By Shaila Kotadia (@shpostrapheaila)
Imagine stepping onto the turf at CenturyLink Field, home of the NFL’s Seattle Seahawks, engulfed by the loudest crowd in the history of sports, and trying to get them to cheer for their arch-rival, the San Francisco 49ers. That was essentially the situation in which science personality Bill Nye found himself earlier this week, when he ventured into the Creation Museum in Petersburg, KY for a debate on evolution with Museum president Ken Ham. Beyond the ramifications for evolutionary biology, the debate presented a fascinating example of an effort to communicate science to a non-expert audience.
Many within the scientific community criticized Nye for even participating in the first place, pointing out that he is not an expert on evolution, and that by agreeing to debate Ham he was justifying the position of creationists. Nye, however, relished the debate as an opportunity to communicate about science, pointing out that he hoped to “draw attention to the importance of science education here in the United States.” His performance serves as an insightful guide for how those interested in science communication can perform under the most difficult of circumstances.
Given that the event featured back-and-forth statements without interjections, it was difficult for each participant to react to opposing viewpoints. However, Nye gave a master class in how to keep cool in the face of hostility: rather than reacting negatively, he listened to what the other side had to say and responded in a level-headed manner with confidence and facts that reinforced his position. Nye also made good use of his delivery, throwing in colloquialisms and jokes, and using intonations that engaged the audience. This kept the tone of the debate relaxed and friendly, removing the aggression that sometimes overshadows intellectual components.

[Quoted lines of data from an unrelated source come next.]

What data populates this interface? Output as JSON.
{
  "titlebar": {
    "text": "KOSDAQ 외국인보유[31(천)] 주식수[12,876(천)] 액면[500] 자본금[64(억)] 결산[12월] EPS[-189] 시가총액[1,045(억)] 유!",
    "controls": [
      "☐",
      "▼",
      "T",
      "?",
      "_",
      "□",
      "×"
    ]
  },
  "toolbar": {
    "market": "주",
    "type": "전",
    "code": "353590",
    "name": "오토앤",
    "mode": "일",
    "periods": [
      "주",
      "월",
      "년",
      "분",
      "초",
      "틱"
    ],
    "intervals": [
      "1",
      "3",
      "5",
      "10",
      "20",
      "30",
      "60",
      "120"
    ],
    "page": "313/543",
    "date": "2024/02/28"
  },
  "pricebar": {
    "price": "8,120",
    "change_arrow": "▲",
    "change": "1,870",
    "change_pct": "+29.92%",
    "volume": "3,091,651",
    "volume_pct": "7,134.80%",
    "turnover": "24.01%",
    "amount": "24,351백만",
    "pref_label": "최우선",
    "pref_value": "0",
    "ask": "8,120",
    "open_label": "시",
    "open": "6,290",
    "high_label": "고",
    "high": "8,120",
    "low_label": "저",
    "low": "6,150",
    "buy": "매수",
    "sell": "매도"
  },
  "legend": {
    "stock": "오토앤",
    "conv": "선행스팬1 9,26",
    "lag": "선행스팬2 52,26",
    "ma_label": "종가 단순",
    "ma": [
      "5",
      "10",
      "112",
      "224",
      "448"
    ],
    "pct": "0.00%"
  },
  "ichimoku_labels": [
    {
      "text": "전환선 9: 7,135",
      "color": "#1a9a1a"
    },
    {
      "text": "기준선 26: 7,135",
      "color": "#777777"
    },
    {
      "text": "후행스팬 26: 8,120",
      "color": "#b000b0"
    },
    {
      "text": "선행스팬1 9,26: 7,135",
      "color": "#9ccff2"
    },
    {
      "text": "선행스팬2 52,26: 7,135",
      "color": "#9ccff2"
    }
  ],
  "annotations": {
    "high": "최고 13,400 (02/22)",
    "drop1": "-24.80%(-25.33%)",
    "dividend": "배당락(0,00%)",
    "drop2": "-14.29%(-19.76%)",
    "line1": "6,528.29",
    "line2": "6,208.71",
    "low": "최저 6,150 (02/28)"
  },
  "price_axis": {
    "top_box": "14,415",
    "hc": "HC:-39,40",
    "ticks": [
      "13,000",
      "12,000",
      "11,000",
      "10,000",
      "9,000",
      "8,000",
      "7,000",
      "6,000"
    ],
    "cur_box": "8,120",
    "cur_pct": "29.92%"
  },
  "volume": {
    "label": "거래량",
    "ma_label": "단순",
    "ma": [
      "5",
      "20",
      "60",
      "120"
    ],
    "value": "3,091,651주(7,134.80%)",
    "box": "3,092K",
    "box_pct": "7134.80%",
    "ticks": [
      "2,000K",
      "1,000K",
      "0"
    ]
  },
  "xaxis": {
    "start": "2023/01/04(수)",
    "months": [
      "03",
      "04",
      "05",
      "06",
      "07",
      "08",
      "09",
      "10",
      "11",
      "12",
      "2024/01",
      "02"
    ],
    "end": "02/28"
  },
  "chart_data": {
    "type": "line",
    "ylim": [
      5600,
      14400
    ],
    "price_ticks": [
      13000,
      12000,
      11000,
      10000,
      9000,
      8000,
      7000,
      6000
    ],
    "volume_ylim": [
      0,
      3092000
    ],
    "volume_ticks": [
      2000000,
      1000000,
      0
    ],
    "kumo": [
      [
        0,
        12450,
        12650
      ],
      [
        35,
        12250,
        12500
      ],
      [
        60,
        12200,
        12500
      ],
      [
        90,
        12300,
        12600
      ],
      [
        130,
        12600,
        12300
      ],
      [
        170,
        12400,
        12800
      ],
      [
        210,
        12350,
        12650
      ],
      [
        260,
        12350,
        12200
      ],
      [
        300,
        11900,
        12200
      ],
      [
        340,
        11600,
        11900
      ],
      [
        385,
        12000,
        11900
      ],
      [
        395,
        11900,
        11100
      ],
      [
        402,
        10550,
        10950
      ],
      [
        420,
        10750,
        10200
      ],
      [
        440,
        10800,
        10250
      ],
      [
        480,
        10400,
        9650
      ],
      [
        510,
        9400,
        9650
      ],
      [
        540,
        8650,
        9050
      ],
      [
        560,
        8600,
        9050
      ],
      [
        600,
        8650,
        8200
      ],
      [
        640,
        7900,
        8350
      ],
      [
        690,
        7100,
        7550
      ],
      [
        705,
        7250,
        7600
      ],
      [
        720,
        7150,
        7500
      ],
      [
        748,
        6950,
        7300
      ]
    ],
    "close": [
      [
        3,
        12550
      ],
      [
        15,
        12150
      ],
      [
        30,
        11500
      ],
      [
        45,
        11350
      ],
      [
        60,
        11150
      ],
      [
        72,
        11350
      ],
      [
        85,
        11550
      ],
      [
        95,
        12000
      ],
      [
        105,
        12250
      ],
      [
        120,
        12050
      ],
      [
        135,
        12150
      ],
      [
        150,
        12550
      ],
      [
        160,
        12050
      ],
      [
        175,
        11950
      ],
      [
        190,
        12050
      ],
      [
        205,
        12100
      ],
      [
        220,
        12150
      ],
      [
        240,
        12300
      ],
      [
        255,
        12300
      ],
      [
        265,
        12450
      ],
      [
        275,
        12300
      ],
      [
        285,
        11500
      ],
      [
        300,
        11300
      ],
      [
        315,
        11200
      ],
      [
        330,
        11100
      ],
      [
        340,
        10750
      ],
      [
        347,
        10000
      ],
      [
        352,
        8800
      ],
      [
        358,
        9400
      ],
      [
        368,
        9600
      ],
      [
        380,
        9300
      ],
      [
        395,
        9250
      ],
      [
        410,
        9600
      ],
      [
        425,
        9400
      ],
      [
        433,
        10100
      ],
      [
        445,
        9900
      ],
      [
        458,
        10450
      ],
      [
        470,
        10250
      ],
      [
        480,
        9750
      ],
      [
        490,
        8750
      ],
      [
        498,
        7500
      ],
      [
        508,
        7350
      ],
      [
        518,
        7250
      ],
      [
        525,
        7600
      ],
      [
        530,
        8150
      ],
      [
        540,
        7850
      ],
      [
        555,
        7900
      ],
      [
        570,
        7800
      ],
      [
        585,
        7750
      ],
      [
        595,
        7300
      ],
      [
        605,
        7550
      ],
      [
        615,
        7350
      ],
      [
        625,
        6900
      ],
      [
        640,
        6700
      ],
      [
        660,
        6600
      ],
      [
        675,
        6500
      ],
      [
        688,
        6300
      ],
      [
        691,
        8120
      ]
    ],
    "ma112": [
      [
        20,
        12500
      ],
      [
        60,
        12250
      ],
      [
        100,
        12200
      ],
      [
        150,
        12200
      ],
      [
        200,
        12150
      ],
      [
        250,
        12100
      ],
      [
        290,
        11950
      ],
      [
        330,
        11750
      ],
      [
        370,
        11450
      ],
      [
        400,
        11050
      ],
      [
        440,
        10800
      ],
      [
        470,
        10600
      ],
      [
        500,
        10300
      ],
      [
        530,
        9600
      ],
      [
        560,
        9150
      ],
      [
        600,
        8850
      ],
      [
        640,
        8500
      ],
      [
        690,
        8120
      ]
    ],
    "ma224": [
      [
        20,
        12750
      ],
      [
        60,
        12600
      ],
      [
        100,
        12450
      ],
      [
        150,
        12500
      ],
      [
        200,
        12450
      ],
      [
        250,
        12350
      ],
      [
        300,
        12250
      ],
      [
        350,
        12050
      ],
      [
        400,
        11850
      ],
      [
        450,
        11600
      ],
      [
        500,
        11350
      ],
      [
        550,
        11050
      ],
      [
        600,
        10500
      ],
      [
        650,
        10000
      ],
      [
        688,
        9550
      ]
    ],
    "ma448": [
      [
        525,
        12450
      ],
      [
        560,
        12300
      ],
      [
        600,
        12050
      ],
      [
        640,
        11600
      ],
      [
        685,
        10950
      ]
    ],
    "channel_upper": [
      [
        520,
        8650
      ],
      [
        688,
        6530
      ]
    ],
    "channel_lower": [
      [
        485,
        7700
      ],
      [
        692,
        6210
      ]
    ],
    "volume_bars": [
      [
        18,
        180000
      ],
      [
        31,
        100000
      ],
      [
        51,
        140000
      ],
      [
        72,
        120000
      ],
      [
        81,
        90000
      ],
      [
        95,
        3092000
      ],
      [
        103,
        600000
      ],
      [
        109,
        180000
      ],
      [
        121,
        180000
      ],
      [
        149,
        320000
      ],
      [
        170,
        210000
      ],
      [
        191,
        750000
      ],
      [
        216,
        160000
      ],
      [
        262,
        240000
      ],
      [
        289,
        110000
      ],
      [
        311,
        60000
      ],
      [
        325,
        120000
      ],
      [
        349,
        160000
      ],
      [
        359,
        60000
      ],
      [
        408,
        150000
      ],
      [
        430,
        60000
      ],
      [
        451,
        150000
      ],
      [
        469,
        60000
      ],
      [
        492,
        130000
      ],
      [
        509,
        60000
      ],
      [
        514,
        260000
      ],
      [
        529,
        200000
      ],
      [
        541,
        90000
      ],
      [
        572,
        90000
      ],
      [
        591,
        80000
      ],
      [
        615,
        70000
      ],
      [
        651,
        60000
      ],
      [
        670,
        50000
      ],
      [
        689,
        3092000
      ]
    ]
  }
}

Furthermore, Nye was able to use examples from his own life to make his presentation more relatable. Both scientists and non-scientists have loved ones who have been diagnosed with cancer or heart disease or diabetes; making a personal connection is an effective approach to softening the nature of the audience, helping to persuade them to be more objective and eliminating unrecognized biases.
In the end, Nye both won and lost the debate. While his points were made with fervor, he tried to fit a lot of science into minimal time, likely making it difficult for the average viewer to really digest all of the facts. When explaining complex scientific concepts, it is best to keep it simple and to the point, and then fill in details as questions arise. Nye also faced a difficult opponent who refuted his arguments with a “if you can’t see it, then you can’t believe it” attitude and constantly referred back to the Bible when asked questions about unsolved scientific problems. Given such stubbornness, scientists need to recognize when there is difficulty reasoning with the other side, and do their best to lay out their story clearly and concisely.
But from an outreach perspective, Bill Nye was a clear winner. Whether or not creationists were converted to evolutionists or vice-versa is immaterial. Scientists are often told that they must communicate their science to the public. Refusing to engage with different audiences leads to confusion, mis-information and distrust, all of which make our jobs as scientists even more difficult. Take the opportunity to learn from Bill Nye about how you can use your words to help others understand the beauty of science. If more scientists stood up to promote and defend science, then this debate might not have even been necessary in the first place.